Using ctDNA, the team identified distinct genomic profiles with potentially targetable alterations in 99.7% of CUP patients who had detectable alterations. Razelle Kurzrock, MD, chief of the division of hematology and oncology at the University of California San Diego School of Medicine and director of the Center for Personalized Cancer Therapy at UC San Diego Moores Cancer Center in San Diego, California, said these findings could greatly impact how CUP patients are managed in the future.

“Overall, we found that circulating tumor DNA derived from a blood sample yields useful genomic information in many patients with CUP. This information can be used to choose genomically targeted therapy and also to choose immunotherapy, if for instance the patient has a mismatch repair gene alteration,” said Dr. Kurzrock.

CUP is a rare metastatic disease with an incidence of 7 to12 cases per 100,000 per year. Using liquid biopsies from 442 CUP patients, Dr. Kurzrock and colleagues interrogated 54 to 70 genes in ctDNA using next-generation sequencing. They found that 80% of CUP patients had detectable ctDNA alterations and 66% had at least one characterized alteration.

The study showed that 43.9% of the patients harbored two or more alterations. The most prevalent variants were found in the genes TP53, KRAS, PIK3CA, BRAF, and MYC. The study showed that 99.7% of patients with at least one characterized alteration had theoretically actionable genetic mutations, either with off-label use of U.S. Food and Drug Administration–approved agents or agents currently under investigation.

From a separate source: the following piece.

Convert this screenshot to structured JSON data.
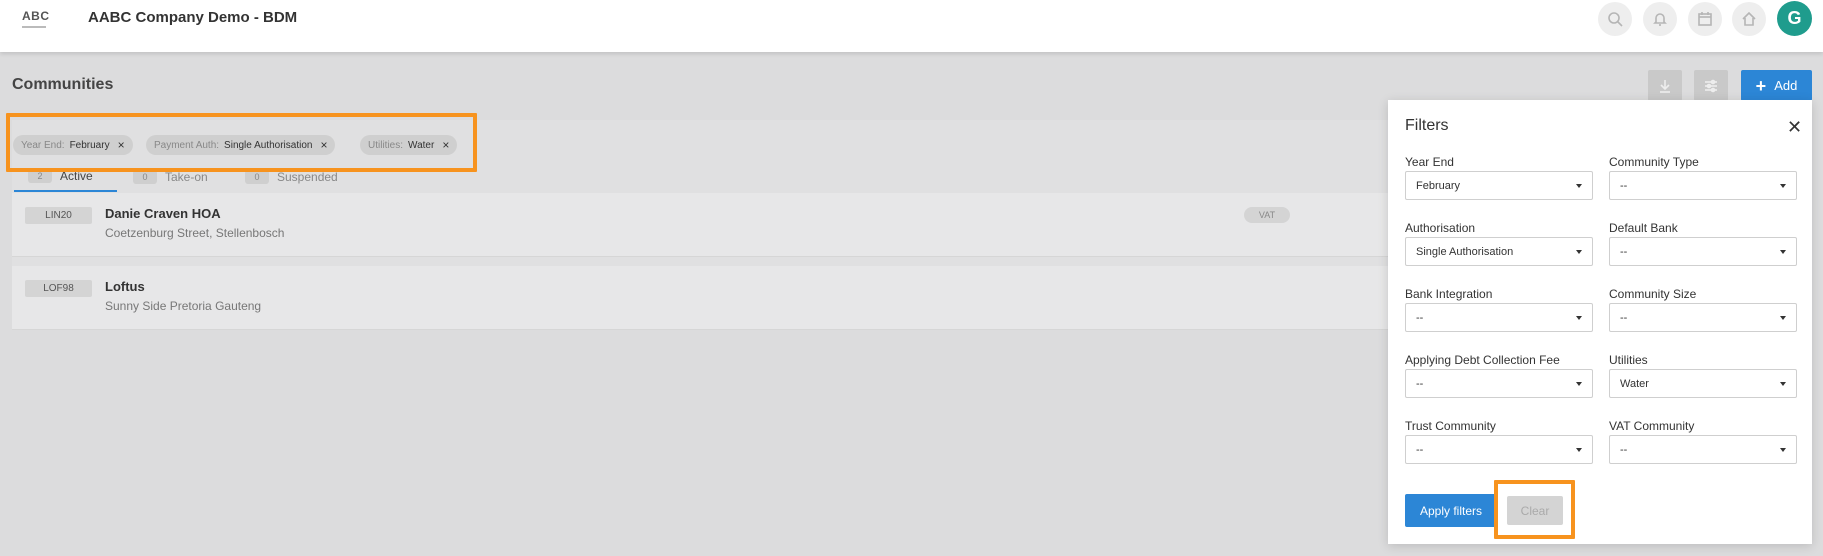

“The most important take-home message is that the majority of patients with CUP have potentially actionable genomic alterations detectable by a simple blood test. This is particularly important because CUP is almost the ideal cancer in which to apply genomics, since we don’t have an organ-of-origin diagnosis for these patients,” Dr. Kurzrock told OncoTherapy Network.

The researchers conducted two case studies to demonstrate the clinical relevance of their findings. In the first case, they analyzed a series of five liquid biopsies from a woman with metastatic CUP and identified dynamic changes in ctDNA that corresponded to therapeutic interventions. In the second case, the investigators matched a patient with adenocarcinoma of unknown primary with liver and abdominal lymph node metastases harboring KRAS and MLH1 mutations to combination treatment with trametinib and nivolumab, an anti-PD1 checkpoint inhibitor. Within 8 weeks, the patient had a partial response (36.4% tumor reduction) and a rapid decline in tumor marker CA-19-9, an antigen used to monitor treatment response.